Wisconsin Gun Shop Ordered to Pay Millions to Injured Police Officers

By Greg Moore | October 15, 2015

A jury has ordered a gun shop to pay nearly $6 million in a lawsuit filed by two Milwaukee, Wis., police officers who were seriously wounded when shot by a gun purchased at the store.

Jurors ruled that Badger Guns was negligent.

The gun that was used to shoot Officers Bryan Norberg and Graham Kunisch was purchased by a straw buyer, someone who buys a gun for another person who can’t legally purchase one.

Officer Bryan Norberg and now-retired Officer Graham Kunisch were shot by a man they stopped in 2009. Jurors awarded Norberg $1.5 million and Kunisch $3.6 million, and ordered the store to pay $730,000 in punitive damages.

The case has drawn attention because it could set gun law precedent if jurors find the gun shop owners can be held financially responsible for a crime committed with a weapon purchased at their store.

Attorneys defending the owner and operators of Badger Guns and its predecessor, Badger Outdoors, said in closing arguments that their clients didn’t act negligently when they sold the weapon. James Vogts and Wendy Gunderson said their clients and the clerk who sold the gun were deceived by the straw buyer.

The officers’ lawyer, Patrick Dunphy, told jurors there were several tipoffs that should have been sufficient to cancel the sale, including improperly marked forms and the behavior of the buyer, Jacob Collins, and the eventual recipient, Julius Burton, who was too young to buy the gun. Burton was with Collins when the purchase was made. Dunphy also said the shop failed to verify Collins’ identification at the time of the transfer.

Authorities have said more than 500 firearms recovered from crime scenes had been traced back to Badger Guns and Badger Outdoors, making it the “No. 1 crime gun dealer in America,” according to a 2005 charging document from an unrelated case. A former federal agent has also said the shop had failed take necessary precautions to prevent straw purchases.

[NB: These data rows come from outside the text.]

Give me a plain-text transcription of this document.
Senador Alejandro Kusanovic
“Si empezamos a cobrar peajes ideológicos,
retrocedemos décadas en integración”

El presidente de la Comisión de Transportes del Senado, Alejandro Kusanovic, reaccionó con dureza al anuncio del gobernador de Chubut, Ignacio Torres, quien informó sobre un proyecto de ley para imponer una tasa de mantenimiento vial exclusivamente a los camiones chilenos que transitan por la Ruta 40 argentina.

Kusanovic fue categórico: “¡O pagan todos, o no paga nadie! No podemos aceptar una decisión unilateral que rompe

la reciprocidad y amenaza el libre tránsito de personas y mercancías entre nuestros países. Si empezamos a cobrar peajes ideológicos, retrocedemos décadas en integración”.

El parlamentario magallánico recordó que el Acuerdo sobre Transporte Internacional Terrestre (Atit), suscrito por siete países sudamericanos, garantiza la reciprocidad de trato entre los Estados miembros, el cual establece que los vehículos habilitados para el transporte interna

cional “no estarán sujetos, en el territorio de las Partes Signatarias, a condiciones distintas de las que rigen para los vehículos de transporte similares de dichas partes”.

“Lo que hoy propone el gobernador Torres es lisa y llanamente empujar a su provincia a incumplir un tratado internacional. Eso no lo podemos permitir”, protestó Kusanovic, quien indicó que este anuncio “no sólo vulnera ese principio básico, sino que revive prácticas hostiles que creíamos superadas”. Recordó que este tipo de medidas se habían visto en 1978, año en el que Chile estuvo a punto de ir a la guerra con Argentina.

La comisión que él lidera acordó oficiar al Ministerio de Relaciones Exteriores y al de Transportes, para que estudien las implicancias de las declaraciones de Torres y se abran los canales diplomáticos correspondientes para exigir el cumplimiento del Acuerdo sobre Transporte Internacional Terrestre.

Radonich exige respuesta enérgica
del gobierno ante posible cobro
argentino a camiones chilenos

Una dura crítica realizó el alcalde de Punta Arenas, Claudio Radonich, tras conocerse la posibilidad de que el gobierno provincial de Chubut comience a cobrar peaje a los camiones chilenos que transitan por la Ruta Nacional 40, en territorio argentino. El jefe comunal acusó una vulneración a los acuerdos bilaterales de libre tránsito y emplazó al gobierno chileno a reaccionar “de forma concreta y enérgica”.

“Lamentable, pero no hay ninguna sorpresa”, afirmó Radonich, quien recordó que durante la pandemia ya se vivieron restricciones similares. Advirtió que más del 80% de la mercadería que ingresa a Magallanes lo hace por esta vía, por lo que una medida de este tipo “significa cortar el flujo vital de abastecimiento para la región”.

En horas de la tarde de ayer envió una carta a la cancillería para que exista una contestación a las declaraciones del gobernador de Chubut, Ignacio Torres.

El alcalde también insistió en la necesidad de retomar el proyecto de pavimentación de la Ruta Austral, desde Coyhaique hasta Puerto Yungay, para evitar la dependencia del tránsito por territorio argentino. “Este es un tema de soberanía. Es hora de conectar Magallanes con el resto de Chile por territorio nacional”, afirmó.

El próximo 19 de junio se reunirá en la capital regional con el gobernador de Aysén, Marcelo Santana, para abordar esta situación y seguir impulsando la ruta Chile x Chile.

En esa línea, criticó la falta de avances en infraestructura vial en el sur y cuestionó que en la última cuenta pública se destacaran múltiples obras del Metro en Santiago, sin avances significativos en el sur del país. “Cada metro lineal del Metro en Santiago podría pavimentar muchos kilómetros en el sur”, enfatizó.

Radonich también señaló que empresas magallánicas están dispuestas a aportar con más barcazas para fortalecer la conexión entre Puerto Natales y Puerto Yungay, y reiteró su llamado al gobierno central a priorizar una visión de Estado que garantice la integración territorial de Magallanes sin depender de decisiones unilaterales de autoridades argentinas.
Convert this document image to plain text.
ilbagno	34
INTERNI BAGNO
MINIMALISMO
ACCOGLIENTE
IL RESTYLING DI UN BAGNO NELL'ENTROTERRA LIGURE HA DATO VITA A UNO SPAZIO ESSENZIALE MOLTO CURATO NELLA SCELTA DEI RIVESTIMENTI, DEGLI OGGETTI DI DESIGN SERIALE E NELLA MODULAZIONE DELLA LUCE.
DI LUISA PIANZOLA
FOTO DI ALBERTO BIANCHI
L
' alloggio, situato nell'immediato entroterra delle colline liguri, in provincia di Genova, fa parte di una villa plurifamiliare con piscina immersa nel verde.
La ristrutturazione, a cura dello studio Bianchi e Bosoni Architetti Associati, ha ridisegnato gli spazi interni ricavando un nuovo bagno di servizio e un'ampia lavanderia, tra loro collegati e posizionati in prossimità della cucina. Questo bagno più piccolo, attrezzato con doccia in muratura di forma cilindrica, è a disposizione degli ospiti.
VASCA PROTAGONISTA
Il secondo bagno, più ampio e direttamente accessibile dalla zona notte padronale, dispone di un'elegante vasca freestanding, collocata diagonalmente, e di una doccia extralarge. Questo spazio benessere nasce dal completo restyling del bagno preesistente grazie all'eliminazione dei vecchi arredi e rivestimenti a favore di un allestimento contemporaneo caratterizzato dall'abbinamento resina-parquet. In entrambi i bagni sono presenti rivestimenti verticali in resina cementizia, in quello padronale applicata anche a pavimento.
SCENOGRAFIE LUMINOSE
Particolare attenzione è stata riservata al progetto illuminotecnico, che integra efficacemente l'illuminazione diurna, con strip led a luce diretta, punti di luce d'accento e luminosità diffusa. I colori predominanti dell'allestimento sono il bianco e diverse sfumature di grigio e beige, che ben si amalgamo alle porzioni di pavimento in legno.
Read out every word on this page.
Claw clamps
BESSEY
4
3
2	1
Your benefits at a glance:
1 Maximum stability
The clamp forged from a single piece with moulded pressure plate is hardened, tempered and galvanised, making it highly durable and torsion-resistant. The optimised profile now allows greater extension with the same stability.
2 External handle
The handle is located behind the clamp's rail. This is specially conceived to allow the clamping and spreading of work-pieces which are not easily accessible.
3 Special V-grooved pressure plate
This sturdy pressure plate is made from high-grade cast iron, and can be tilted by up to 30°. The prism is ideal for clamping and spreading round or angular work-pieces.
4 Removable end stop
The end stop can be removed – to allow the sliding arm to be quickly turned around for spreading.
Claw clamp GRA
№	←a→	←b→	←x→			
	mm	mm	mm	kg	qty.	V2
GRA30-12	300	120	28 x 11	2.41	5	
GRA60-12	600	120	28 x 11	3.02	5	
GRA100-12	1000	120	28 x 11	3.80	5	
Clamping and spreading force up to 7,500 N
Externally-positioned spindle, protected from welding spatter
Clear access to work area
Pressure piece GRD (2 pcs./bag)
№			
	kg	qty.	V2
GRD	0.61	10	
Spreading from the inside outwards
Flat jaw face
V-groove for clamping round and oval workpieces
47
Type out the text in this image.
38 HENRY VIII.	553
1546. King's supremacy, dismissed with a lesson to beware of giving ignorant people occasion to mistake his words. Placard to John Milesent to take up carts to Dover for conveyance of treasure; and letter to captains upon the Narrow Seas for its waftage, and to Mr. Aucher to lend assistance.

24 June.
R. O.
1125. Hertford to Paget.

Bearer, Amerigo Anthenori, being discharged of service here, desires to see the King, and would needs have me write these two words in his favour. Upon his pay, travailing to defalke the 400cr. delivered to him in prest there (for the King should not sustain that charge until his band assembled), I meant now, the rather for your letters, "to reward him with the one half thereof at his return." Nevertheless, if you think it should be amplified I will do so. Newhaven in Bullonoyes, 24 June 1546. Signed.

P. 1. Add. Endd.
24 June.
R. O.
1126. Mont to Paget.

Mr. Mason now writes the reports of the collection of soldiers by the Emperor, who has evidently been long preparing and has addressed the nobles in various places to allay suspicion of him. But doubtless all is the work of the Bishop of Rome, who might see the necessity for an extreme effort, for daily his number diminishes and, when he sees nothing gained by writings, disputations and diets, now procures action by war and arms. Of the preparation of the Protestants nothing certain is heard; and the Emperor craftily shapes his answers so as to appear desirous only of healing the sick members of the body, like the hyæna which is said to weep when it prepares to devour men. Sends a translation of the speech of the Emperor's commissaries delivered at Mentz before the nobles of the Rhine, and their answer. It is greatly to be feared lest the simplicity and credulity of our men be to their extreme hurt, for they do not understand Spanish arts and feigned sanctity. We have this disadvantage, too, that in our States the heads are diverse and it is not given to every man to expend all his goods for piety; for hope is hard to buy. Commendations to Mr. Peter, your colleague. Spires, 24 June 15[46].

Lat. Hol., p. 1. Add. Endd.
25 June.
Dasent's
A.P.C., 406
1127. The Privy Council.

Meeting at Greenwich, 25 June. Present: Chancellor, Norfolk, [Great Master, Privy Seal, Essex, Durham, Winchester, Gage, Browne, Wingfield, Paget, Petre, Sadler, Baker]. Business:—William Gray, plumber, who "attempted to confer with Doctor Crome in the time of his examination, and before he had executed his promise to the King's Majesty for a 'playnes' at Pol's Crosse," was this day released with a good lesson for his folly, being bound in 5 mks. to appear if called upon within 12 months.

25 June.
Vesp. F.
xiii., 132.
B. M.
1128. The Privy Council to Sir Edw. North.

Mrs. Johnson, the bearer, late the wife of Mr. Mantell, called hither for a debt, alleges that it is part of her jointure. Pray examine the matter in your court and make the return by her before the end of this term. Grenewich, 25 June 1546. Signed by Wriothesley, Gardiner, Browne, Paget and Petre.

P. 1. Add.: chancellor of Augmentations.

Norberg and Kunisch were shot after they stopped Burton for riding his bike on the sidewalk in the summer of 2009. A bullet shattered eight of Norberg’s teeth, blew through his cheek and lodged into his shoulder. He has remained on the force but says his wounds have made his work difficult. Kunisch was struck several times, losing an eye and part of the frontal lobe of his brain. He says the wounds forced him to retire.

Burton pleaded guilty to two counts of first-degree attempted intentional homicide and is serving an 80-year sentence; Collins got a two-year sentence after pleading guilty to making a straw purchase for an underage buyer.

Presidential candidate Hillary Rodham Clinton recently said she supported repealing a George W. Bush-era gun law that lawyers said protected Badger Guns.